Only 50 of the 110 on board the Mayflower survived the first winter. Had they anticipated that catastrophe, they never would have left Europe. Samoset and Squanto appeared in March (Squanto spoke English, and had already been to England, and probably to Spain too), and helped them figure out how to live, farm, hunt, and fish, in rugged New England. Plymouth, fortunately, had many large, abandoned Indian corn fields so it wasn't too difficult to get the spring planting underway.
How differently history might have developed had they ended up where they had intended in the environs of the soon-to-be wealthy Dutch mercantile colony of New Amsterdam.
The illustration you chose almost makes me weep. It was the illustration in my gradeschool textbook, lo those many years ago, when illustrations were few and far between in any textbook.
Someone did a financial analysis of the value of that $24 dollars Minuet blew on Manhattan. I wish I could find it. The value of the money, if invested wisely since 1626, would exceed the real estate value of all of Manhattan now. Hint: stay away from tulips.
No justice, no peace! Dutch-Americans should demand reparations from the Indians. Forty acres of Foxwoods and a Columbian mule oughta do it.
roger de hauteville
anyone interested in their pilgrim genealogy should visit http://www.themayflowersociety.com/
you get a postcard every birthday with nifty mayflower sketches if you join :)
EXCELLENT! Let's hijack a thread about Pilgrims/Puritans/Cape Cod/Mass. into one about Manahattan.
I highly recommend "The Island at the Center of the World: The Epic Story of Dutch Manhattan and the Forgotten Colony That Shaped America" by Russell Shorto. You can find it easily enough on Amazon so you don't need no steenking leenk.
According to Shorto (and I find him quite convincing) the "$24" thing (in and of itself a bit of nonsense conjured up centuries after the fact) was, essentially, a payment made to purchase peaceful coexistence with the natives. It wasn't buying real-estate, it was buying safe access. IIRC the natives didn't have many/any permanent settlements on Manhattan Island.

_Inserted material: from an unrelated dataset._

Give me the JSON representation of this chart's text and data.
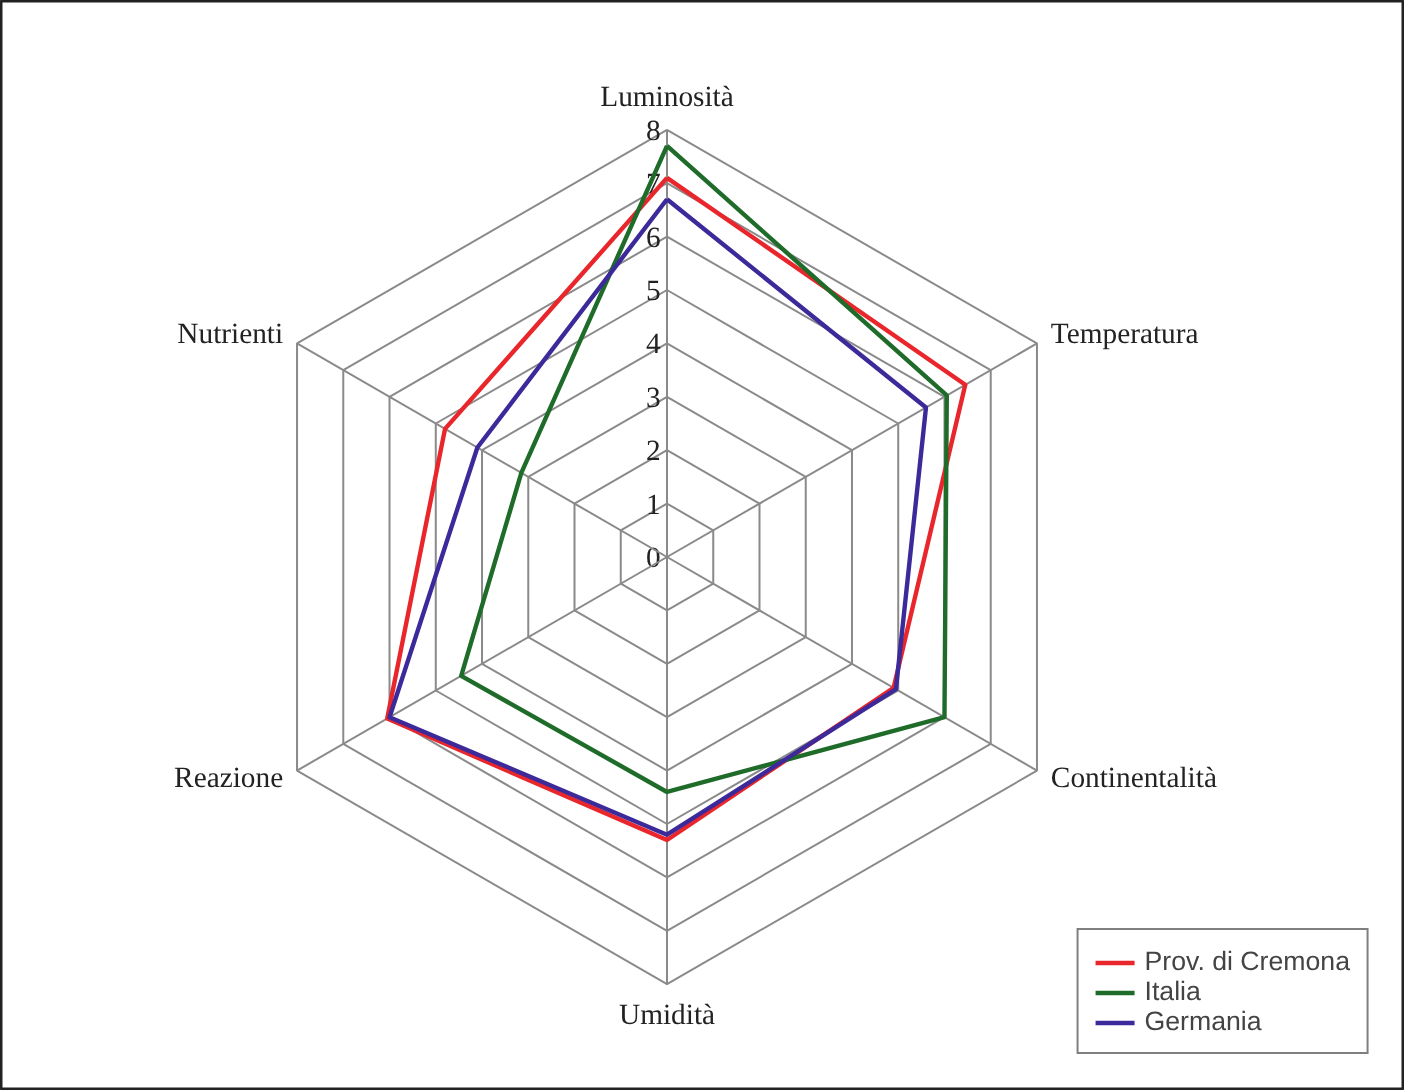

Gift-giving was looked at differently by the Indians. A gift was an offer of friendship, alliance. If it was not reciprocated with a return gift, the natives would conclude "Oh, they don't want our friendship. We should take our gift back, because we don't have that close a relationship after all." This seemed appalling to the Europeans, but actually, it's quite a sensible system.